13 September, 2011 - English, The Autism News
The Autism News | English
OTTAWA — David Patchell-Evans says he felt powerless as he watched his daughter, Kilee, turn “literally overnight” from a sweet, friendly toddler into a three-year-old who would bite her little sister till she bled, who would wake up every night screaming, and who had suddenly lost all her vocabulary.
“You don’t know what to do — the behaviour is so mystifying,” he said. “It’s like you’re in the middle of a whirlpool and you feel like you’re sinking.”
The doctors diagnosed Kilee with autism, but Patchell-Evans said they couldn’t help her or offer much advice.
After years of “just coping,” Patchell-Evans, the owner of GoodLife Fitness Canada and a self-described “entrepreneur to the core,” started looking for his own answers.
In 2003, a friend introduced him to London, Ont.-based neuroscientist Derrick MacFabe, who had an as-yet untested theory about the cause of autism, which affects one in 90 Canadians.
After repeated unsuccessful attempts at getting funding through traditional government sources, MacFabe was searching for help.

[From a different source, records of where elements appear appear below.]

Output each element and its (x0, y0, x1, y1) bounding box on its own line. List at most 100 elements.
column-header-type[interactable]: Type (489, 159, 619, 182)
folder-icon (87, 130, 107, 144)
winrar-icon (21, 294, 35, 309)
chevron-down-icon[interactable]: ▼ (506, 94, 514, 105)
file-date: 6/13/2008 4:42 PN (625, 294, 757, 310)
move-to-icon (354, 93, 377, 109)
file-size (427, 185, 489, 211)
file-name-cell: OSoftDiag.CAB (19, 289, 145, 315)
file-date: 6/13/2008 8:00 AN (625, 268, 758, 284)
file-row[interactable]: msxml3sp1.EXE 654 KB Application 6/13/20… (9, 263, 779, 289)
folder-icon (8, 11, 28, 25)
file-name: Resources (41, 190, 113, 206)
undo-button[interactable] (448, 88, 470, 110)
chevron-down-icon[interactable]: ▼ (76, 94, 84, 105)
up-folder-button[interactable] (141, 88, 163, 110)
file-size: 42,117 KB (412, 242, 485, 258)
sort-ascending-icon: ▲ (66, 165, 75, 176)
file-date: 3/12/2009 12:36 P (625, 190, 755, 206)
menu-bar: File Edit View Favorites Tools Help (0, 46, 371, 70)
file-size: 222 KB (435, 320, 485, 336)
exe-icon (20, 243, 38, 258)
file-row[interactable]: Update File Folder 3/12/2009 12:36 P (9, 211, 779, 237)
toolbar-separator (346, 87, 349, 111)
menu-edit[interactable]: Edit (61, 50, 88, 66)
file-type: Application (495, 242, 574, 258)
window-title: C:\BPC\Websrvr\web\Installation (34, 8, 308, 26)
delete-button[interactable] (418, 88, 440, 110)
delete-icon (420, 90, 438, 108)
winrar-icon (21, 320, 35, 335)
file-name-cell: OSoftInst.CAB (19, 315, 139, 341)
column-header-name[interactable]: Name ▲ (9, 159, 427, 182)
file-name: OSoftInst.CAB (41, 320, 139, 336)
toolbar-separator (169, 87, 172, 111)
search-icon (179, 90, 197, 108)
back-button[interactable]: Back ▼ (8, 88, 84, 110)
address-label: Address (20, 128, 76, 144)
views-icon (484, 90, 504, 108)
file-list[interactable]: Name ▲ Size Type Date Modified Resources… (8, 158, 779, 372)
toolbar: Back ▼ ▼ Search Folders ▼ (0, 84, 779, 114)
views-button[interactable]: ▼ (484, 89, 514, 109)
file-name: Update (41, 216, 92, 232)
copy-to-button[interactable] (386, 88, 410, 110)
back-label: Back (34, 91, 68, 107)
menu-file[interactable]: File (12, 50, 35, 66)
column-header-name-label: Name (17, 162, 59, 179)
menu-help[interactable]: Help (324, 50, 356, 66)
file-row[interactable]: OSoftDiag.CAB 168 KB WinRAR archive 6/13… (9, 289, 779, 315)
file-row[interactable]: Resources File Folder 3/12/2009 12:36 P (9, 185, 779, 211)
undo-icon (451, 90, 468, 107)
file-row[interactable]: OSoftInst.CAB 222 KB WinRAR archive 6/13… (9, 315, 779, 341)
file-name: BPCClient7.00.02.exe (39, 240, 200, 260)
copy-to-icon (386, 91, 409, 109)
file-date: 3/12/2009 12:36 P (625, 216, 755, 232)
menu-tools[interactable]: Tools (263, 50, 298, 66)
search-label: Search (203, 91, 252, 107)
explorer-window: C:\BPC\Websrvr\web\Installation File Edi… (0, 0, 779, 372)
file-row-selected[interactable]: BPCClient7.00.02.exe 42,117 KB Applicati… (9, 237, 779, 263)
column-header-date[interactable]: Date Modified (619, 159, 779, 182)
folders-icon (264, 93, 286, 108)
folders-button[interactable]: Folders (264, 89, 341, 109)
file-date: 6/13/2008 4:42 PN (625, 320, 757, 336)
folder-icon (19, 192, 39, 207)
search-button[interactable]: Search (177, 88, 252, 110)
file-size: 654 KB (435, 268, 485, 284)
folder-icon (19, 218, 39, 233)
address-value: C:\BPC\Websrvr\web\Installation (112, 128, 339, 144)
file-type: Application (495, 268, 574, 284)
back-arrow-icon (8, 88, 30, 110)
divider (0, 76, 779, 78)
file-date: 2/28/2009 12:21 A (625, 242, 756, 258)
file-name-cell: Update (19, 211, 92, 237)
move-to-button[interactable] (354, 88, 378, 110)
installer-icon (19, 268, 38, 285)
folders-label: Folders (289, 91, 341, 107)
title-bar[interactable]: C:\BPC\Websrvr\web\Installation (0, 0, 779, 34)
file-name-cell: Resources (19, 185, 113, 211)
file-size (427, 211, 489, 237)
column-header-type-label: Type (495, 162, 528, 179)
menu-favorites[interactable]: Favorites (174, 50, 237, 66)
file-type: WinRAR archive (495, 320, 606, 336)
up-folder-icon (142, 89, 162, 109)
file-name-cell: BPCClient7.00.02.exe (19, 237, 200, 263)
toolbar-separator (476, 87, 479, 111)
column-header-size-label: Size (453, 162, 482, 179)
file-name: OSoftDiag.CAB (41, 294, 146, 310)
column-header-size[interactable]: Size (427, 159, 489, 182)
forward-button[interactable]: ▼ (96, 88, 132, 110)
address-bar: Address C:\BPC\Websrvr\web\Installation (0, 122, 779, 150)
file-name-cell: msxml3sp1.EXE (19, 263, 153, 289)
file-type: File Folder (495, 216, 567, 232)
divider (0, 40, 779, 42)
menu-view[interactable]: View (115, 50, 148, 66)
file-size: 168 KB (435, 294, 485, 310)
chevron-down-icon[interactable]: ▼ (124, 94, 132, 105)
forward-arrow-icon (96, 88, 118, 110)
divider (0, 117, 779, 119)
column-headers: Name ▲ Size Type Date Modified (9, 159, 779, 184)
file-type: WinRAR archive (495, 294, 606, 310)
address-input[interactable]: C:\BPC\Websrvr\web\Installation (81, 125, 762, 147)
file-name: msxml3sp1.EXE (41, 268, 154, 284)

The scientist and the CEO spent an afternoon discussing MacFabe’s theories, and Patchell-Evans’ experience with Kilee.
Patchell-Evans said MacFabe seemed honest about the fact he didn’t have the answers — “but he was asking the right questions.”
After a few hours, the two shook hands, as Patchell-Evans promised to fund MacFabe’s research, on two conditions: the research had to be conducted openly, with as much collaboration with other scientists as possible, and the resulting cure or treatment would be made widely available to anyone who needed it, at a fair price.
Since 2003, Patchell-Evans has given $4 million to the Kilee Patchell-Evans Autism Research Group (KPEARG), and has raised millions more through his friends and contacts in the business world.
Now the partners, and many of their peers, say they’re making leaps and bounds toward figuring out what causes autism, with a funding model that tests conventional thinking on scientific research.
MacFabe’s group — which is based at the University of Western Ontario in London — is getting ready to release more evidence that the overuse of antibiotics, which alters the balance of bacteria in the human gut, could create the conditions for autism in susceptible groups.
MacFabe uses his position at the university to make contact with autism researchers in a variety of specialties all over the world, hoping a collaboration in which all the information is immediately shared will lead to a faster answer to all of their questions — and a faster cure for autism.
Researchers at Harvard, UCLA, Queen’s, and universities in Sweden and Saudi Arabia all contribute their findings to the multi-disciplinary approach MacFabe insists will find the key to this disease.
Laurie Mawlam, executive director of Autism Canada and mother of an autistic child, is convinced.
She said the group is the only recipient of funding from Autism Canada because it is the first research that gives parents real hope that a cure is possible, and it’s the first time she said she feels the scientists are listening.
“It’s really groundbreaking work,” she said.
The National Science and Engineering Research Council of Canada named MacFabe’s university team and its research as one of the top 50 scientific discoveries in Canada in 2007, and he and his colleagues have published their work in peer-reviewed scientific publications such as Behavioural Brain Research, American Journal of Biochemistry and Biotechnology, and Neuropharmacology.
In a research field dominated by geneticists, MacFabe said he started wondering how autism affects the body and how the environment affects the disease.
“A key cornerstone of medicine is the history; listening to people, hearing their stories and then trying to figure out how it all connects to the disease,” he said. “Many of the parents of my patients felt they weren’t being listened to by their physicians.”